L'Ordre peut-il suspendre un médecin pour présomption d'insuffisance professionnelle ?
D'après une décision du Conseil d’Etat du 23 mai 2024, un médecin ne peut être suspendu par l’Ordre pour insuffisance professionnelle qu’après avoir été examiné par trois médecins experts de sa spécialité.

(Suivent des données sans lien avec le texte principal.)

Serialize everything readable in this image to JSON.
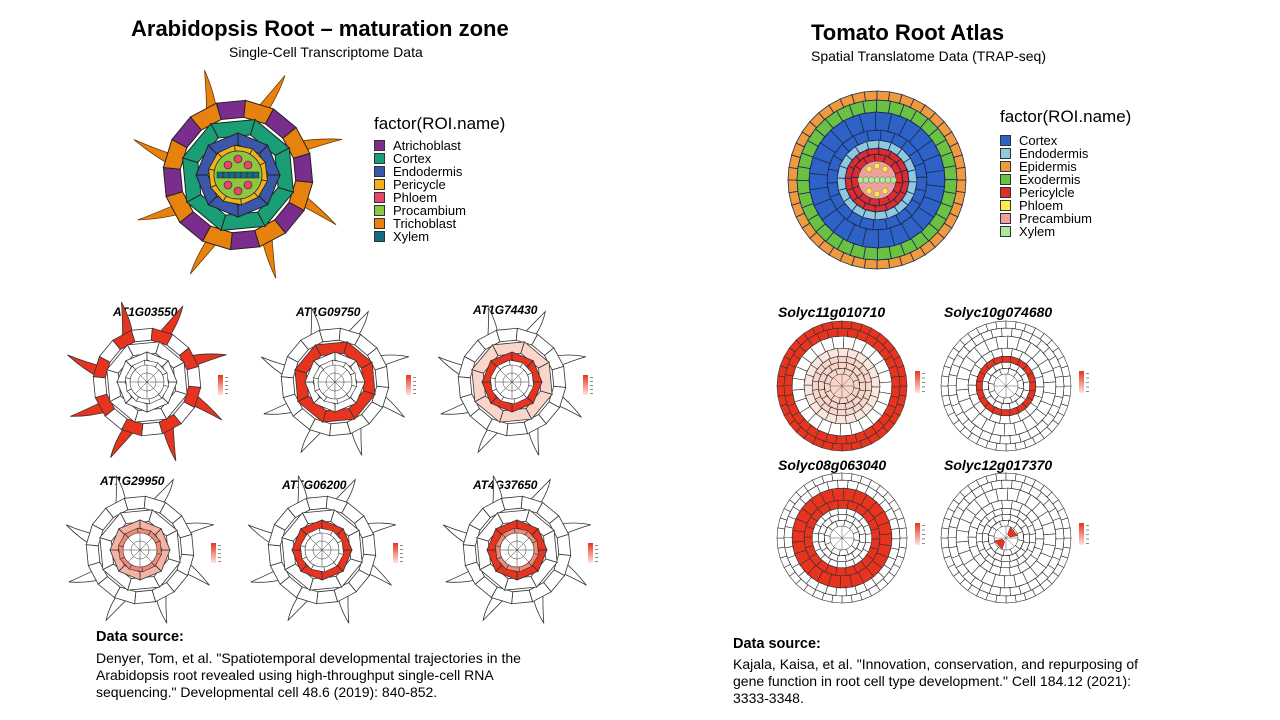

Le Dr B…, médecin généraliste, reçoit une plainte de l’Assurance maladie au motif qu’il prescrirait avec une grande fréquence des antibiotiques et des analyses biologiques et poserait des diagnostics "lourds" sans élément de preuve. A la suite de cette plainte, le Conseil départemental de la Loire-Atlantique de l’Ordre des médecins décide, le 8 novembre 2018, de saisir le Conseil régional des Pays de la Loire d’une demande de suspension du droit d’exercice de ce praticien, pour insuffisance professionnelle, en application de l’article R.4124-3-5 du Code de la santé publique. Selon cet article, en cas d’insuffisance professionnelle rendant dangereux l’exercice de la profession, la suspension temporaire, totale ou partielle, du droit d’exercer peut être prononcée par l’Ordre sur la base d’un rapport d’expertise établi par trois médecins qualifiés dans la même spécialité que celle du praticien concerné. Ces trois experts procèdent ensemble à l’examen des connaissances théoriques et pratiques de leur confrère avant de déposer leur rapport qui devra indiquer les éventuelles insuffisances relevées, leur dangerosité et préconiser les moyens de les pallier par une formation théorique et, si nécessaire, pratique. Ce n’est qu’en cas d’absence de l’intéressé à deux convocations que les experts peuvent établir un rapport de carence à l’intention du Conseil régional de l’Ordre, qui peut alors suspendre le praticien pour présomption d’insuffisance professionnelle rendant dangereux l’exercice de la profession.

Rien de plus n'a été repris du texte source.